We blog. We tweet. We upload video.

At a Tallahassee bar the other night, colleagues gathered to toast the Times/Herald's Marc Caputo, who's leaving for a new assignment in Miami.

While Caputo engaged in a playful thumb-wrestling match with one of Gov. Rick Scott's aides, Brian Burgess, a second aide, Brian Hughes, took pictures on his cell phone and uploaded them on Twitter that night.

In an ever-evolving media environment, it's fun to reflect on how our systems of communication have changed.

Here are three stories from personal experience that illustrate how far we've come.

In the headquarters of most state capital news agencies in Tallahassee, long before the Internet and e-mail, three words defined our daily routine: "Check the box," we reminded each other over and over. Press releases, veto messages and other news was delivered on foot to the press center's mail room where each newspaper had a box.

By coincidence, I happened to be the only reporter lingering one Monday night in 1993 when Gov. Lawton Chiles' staff delivered a surprising veto of a bill strongly backed by many of his fellow Democrats.

The so-called Noah's Ark bill would have required the governor to appoint specific numbers of women, blacks and Hispanics to hundreds of boards and commissions to achieve what supporters said was a necessary "gender balance" reflective of Florida's overall population.

An exclusive story landed in my lap because I remembered to "check the box" one last time before heading out.

The aggrieved sponsor of the bill was Debbie Wasserman Schultz, then a freshman state House member, now a member of Congress and chairwoman of the Democratic National Committee.

• • •

On Election Night 1984 in Fort Lauderdale, the losing candidate for sheriff of Broward County waited until about 2 in the morning to concede defeat.

Way past deadline, right?

Wrong.

The Miami Herald had just begun publishing a street edition called the Morning Extra, which included late sports scores and overnight breaking news.

Brian Duffy, the reporter anchoring the election night coverage, was running out of time and needed a pithy quote from the losing candidate's concession speech.

We needed to improvise fast.

I nudged Sheriff George Brescher toward a wall-mounted telephone in the county government building, got Duffy on the line and held the receiver close to the sheriff's face while Duffy listened in.

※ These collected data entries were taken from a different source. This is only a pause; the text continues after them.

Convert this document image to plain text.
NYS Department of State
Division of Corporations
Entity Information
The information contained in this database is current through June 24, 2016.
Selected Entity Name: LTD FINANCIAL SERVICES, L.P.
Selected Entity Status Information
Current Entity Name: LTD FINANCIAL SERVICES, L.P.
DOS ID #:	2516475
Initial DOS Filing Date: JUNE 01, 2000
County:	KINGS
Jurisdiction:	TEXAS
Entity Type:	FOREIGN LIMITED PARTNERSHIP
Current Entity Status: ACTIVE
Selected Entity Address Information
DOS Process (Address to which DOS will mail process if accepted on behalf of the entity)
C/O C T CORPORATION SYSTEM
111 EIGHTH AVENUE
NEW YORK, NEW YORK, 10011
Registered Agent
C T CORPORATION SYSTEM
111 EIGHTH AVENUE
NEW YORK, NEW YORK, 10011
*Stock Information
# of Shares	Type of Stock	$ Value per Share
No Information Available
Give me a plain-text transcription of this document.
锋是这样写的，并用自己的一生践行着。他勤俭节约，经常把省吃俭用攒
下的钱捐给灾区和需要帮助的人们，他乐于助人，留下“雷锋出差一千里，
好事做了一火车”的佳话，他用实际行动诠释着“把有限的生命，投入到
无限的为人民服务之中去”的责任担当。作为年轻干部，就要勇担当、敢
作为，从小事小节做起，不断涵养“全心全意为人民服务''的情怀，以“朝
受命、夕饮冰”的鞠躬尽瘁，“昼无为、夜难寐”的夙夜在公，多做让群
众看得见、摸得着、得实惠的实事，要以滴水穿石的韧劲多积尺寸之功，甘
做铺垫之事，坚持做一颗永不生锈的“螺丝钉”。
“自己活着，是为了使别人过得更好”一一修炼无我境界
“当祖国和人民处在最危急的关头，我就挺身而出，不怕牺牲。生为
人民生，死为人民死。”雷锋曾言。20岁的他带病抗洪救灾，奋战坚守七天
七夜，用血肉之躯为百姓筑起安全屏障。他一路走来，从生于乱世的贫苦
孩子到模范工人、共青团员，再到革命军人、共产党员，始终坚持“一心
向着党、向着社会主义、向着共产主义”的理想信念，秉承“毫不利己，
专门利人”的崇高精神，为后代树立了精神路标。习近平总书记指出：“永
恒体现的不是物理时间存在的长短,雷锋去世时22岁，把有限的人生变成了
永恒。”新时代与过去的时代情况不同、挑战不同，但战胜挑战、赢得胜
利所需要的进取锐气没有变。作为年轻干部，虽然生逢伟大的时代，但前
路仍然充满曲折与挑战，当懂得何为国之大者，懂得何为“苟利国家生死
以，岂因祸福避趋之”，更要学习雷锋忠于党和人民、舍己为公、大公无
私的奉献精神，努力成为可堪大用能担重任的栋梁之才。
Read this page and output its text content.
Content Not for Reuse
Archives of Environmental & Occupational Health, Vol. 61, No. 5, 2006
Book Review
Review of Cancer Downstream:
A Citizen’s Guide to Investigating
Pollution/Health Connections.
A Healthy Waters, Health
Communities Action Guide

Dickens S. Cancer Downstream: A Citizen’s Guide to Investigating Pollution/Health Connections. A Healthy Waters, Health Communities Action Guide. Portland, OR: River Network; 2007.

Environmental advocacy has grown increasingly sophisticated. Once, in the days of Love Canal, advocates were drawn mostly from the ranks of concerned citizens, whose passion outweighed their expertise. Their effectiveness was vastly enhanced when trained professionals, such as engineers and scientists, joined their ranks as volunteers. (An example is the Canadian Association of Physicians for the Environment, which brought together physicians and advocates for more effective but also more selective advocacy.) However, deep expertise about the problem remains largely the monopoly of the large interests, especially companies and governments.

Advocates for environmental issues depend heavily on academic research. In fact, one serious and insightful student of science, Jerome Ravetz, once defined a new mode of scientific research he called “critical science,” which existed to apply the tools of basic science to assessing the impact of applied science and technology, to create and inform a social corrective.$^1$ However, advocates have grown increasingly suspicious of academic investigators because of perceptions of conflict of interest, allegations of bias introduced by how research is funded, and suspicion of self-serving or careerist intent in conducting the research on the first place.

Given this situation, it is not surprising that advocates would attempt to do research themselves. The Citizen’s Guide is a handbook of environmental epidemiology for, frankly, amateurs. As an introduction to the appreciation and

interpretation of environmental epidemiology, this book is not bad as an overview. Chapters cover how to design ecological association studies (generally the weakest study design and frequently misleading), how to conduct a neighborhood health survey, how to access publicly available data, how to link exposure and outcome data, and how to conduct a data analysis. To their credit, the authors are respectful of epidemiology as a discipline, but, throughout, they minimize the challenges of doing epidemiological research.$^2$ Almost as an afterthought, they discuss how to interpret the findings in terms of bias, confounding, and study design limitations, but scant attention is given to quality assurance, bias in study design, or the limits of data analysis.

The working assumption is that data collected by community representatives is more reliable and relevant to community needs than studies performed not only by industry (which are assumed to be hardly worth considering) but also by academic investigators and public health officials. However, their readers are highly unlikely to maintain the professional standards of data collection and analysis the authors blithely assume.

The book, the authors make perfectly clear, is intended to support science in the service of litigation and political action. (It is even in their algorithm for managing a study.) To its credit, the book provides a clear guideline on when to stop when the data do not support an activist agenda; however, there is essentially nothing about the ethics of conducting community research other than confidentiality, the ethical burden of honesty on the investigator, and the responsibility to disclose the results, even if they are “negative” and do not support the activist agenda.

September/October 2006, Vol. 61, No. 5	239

It wasn't pretty, but we got it covered.

• • •

The picturesque waterfront city of Newport, R.I., is a favorite convention site, and in 1974, it hosted a police chiefs junket featuring a weekend parade through the historic city streets. As a young radio reporter, I was assigned to provide live reports, complete with background noise of the famous Mummers string band from Philadelphia.

Fifteen years before cell phones were common, the only way to get the job done was to commandeer a pay phone with the door open and narrate my report as the musicians strolled by.

Everything was going well until a recorded female voice interrupted me with "Please deposit 5 cents for an additional three minutes."